Die Ukraine steht vor einer akuten Haushaltskrise: Wegen schleppender Reformen und verzögerter Gesetzgebungsfortschritte hat das Land Ende 2025 und Anfang 2026 wichtige Fristen seiner Hauptkreditgeber verpasst. Das berichten Ökonomen, die die wirtschaftliche Lage des Landes beobachten. Der externe Finanzierungsbedarf für das laufende Jahr beläuft sich auf gewaltige 52 Milliarden US-Dollar – das entspricht rund einem Viertel der jährlichen Wirtschaftsleistung der Ukraine.
Die Abhängigkeit von externer Finanzierung macht die Ukraine besonders verwundbar für politische Verzögerungen im eigenen Parlament. Jede verpasste Reform-Deadline bedeutet, dass dringend benötigte Mittel von internationalen Institutionen und Partnerländern nicht fließen. Die Haushaltslage des kriegsgebeutelten Landes ist nach Einschätzung von Experten schlicht verzweifelt.
Selenskyj appelliert direkt ans Parlament
Präsident Wolodymyr Selenskyj hat nun öffentlich Druck auf die ukrainischen Gesetzgeber ausgeübt. „Ich habe eine Liste wichtiger Gesetzesentwürfe, die für die Sicherung der Finanzierung entscheidend sind", erklärte Selenskyj in am Freitag veröffentlichten Äußerungen. Der Präsident machte damit unmissverständlich klar, dass das Parlament schnell handeln muss, um den Zugang zu den internationalen Hilfsgeldern nicht weiter zu gefährden.
Die geforderten Reformen sind vielfältig und betreffen zentrale Bereiche des ukrainischen Staatswesens. Selenskyj nannte konkret folgende Schwerpunkte:
- Stärkung und Reform des Gerichtswesens
- Reform der Verfahren im Energiesektor
- Weitere gesetzgeberische Maßnahmen zur Erfüllung von Kreditgeberbedingungen
Internationale Kreditgeber fordern Reformen als Bedingung
Internationale Geldgeber wie der Internationale Währungsfonds (IWF), die Europäische Union und die Weltbank knüpfen ihre Finanzhilfen traditionell an konkrete Reformfortschritte. Dieses Prinzip der Konditionalität soll sicherstellen, dass die bereitgestellten Mittel nachhaltig eingesetzt werden und das Empfängerland strukturelle Verbesserungen umsetzt. Für die Ukraine bedeutet das: Ohne Gesetzesreformen kein Geld.
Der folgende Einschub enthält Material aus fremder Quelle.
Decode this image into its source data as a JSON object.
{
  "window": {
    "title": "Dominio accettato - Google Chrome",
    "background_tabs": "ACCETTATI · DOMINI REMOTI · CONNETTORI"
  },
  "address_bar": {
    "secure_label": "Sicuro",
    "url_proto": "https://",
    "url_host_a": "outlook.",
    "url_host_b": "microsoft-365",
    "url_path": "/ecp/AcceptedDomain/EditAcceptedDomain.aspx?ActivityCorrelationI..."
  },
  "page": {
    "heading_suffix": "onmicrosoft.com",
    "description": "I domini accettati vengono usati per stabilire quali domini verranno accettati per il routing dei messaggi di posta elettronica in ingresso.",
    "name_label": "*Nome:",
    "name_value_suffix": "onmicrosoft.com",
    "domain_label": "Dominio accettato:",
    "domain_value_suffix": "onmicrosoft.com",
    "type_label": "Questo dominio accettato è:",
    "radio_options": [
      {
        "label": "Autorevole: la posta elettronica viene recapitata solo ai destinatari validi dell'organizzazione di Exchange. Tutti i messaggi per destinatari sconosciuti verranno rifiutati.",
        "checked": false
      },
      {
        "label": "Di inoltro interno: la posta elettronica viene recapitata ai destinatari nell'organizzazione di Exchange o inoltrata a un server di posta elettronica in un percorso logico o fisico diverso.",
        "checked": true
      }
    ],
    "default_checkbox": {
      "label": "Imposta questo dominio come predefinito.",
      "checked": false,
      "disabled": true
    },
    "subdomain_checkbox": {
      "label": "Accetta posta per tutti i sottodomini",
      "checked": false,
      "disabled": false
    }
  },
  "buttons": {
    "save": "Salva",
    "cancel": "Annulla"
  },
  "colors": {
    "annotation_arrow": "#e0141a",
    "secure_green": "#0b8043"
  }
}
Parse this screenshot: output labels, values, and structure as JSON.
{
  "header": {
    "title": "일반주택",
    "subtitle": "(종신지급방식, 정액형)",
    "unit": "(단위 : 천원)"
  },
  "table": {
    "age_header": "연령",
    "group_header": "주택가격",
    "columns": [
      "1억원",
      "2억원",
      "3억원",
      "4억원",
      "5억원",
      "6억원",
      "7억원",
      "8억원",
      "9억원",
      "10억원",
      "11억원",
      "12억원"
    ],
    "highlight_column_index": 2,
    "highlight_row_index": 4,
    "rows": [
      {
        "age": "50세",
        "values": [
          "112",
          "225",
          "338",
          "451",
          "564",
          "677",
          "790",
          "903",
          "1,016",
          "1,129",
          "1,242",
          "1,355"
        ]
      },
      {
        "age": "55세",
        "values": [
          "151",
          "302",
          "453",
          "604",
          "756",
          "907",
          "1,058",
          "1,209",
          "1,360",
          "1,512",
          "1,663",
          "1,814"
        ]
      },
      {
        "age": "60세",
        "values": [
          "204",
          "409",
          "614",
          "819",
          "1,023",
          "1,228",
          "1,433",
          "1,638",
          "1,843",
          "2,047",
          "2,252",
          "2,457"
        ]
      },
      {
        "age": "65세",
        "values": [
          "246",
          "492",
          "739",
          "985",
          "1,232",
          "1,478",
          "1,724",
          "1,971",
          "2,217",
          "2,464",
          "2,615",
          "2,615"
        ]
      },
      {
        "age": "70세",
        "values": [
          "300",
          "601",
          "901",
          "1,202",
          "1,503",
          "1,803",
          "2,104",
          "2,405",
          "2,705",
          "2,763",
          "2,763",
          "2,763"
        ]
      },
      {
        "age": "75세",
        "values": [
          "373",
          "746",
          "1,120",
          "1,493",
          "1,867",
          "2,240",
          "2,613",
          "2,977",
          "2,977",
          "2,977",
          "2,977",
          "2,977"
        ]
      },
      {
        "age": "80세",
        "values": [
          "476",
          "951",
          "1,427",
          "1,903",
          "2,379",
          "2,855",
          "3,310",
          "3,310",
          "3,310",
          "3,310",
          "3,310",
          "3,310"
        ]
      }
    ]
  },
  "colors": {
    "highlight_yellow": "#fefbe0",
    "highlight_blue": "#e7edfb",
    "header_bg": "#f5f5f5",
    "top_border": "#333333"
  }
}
Der Druck ist enorm, denn 52 Milliarden US-Dollar entsprechen einer Summe, die die Ukraine aus eigener Kraft schlicht nicht aufbringen kann. Das Land finanziert seit Beginn des russischen Angriffskriegs im Februar 2022 einen erheblichen Teil seines Staatshaushalts – darunter Militärausgaben, Sozialleistungen und den Wiederaufbau – durch externe Unterstützung. Westliche Partner haben bislang Hunderte Milliarden Dollar an Hilfen zugesagt und teils ausgezahlt.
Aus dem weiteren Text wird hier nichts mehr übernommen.